Из «истории моих прошлых воплощений»: какая-то тетя интербредировала, что я был воином, который ушел на битву и погиб, оставил свою невесту или любимую женщину, и она страдала и умерла в тоске. Она умерла в тоске, и ей было так плохо. Я предал ее любовь. Я действительно где-то глубоко переживал что-то похожее на чувство вины, неопределенно к кому… И была какая-то смутная картинка, действительно похожая на эту интерпретацию. Но, в чем была ошибка интерпретации этой прошлой жизни. Если я действительно испытал любовь, то я просто понял, что выше любви ничего нет. Надо было просто насладиться этой любовью. А я вскочил на коня и пошел доказывать, что у меня член толще, чем у тех, из другой армии, которые должны были нас побить или на нас напасть. То есть это какая-то завоевательная любовь. Я пошел завоевывать, доказывать своей любимой, что она может и дальше есть финики, ничего при этом не делая. А между нами просто была любовь. И для того, чтобы насладиться этой любовью, и вернулся в это прошлое мысленно, и сказал ей «спасибо» за то, что мы испытали любовь, за то, что именно с ней мы испытывали любовь. И как бы значимость этой картинки растворилась.

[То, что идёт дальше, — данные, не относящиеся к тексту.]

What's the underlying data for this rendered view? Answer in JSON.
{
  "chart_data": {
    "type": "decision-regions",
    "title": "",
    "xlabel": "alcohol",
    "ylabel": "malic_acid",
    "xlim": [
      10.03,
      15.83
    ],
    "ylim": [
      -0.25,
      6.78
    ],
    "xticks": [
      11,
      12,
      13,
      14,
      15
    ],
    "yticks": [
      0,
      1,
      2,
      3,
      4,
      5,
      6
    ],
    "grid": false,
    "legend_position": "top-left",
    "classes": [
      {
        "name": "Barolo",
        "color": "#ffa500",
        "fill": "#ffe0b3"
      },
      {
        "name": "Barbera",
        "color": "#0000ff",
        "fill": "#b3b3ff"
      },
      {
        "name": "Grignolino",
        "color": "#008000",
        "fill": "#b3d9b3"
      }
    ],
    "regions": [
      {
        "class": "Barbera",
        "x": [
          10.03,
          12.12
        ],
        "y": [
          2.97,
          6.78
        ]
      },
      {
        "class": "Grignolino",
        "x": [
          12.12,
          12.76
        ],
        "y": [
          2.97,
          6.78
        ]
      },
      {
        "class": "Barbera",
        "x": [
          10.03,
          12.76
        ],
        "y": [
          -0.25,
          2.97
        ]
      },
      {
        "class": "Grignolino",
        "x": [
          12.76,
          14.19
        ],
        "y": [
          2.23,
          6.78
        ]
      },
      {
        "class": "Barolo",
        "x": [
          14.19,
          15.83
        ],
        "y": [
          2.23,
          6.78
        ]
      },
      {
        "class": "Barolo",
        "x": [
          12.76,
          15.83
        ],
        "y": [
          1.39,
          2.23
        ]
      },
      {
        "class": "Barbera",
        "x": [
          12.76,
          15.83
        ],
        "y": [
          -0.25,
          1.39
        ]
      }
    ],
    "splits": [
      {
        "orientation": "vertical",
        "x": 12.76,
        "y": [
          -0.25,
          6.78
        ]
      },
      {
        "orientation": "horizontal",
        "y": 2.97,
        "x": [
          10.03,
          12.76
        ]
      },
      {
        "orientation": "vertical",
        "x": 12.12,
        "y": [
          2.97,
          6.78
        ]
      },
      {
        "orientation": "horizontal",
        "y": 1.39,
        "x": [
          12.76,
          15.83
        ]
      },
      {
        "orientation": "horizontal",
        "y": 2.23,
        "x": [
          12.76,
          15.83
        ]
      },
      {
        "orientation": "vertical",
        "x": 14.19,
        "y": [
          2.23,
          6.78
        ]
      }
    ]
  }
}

Мне кажется, что жизнь человека заключается в том, чтобы набрать силу и научиться трансформировать мусор, который болтается на земле. А что будет дальше — это аллаху только известно, ибо воистину аллах акбар. Идешь на Пасху, тебе говорят: Христос воскрес. Ты говоришь: воистину акбар.
Хорошие мусульмане, хорошие христиане, пока они не берут дубину и не идут доказывать, что их бог самый бог. Это очень здорово, пока они занимаются своими личными проблемами. Но когда они начинают заниматься амбициями какого-нибудь архиерея или архимандрита или кого-то там, который «архи», старший — стоит кому-то посадить себе на голову кого-то, как у того срывается крыша от избытка энергии, потому что на самом-то деле он несет ответственность за всю ту энергию, которую он взял на себя. А люди очень любят создавать мифы. И Ошо предупреждал, что мифы будут создавать о его жизни, и Бабаджи предупреждал, а Иисуса так вообще не надо вспоминать, о нем столько напридумано, что хоть с дуба падай. Короче говоря, есть живые люди. И, пока живые — учитесь, понимайте, радуйтесь…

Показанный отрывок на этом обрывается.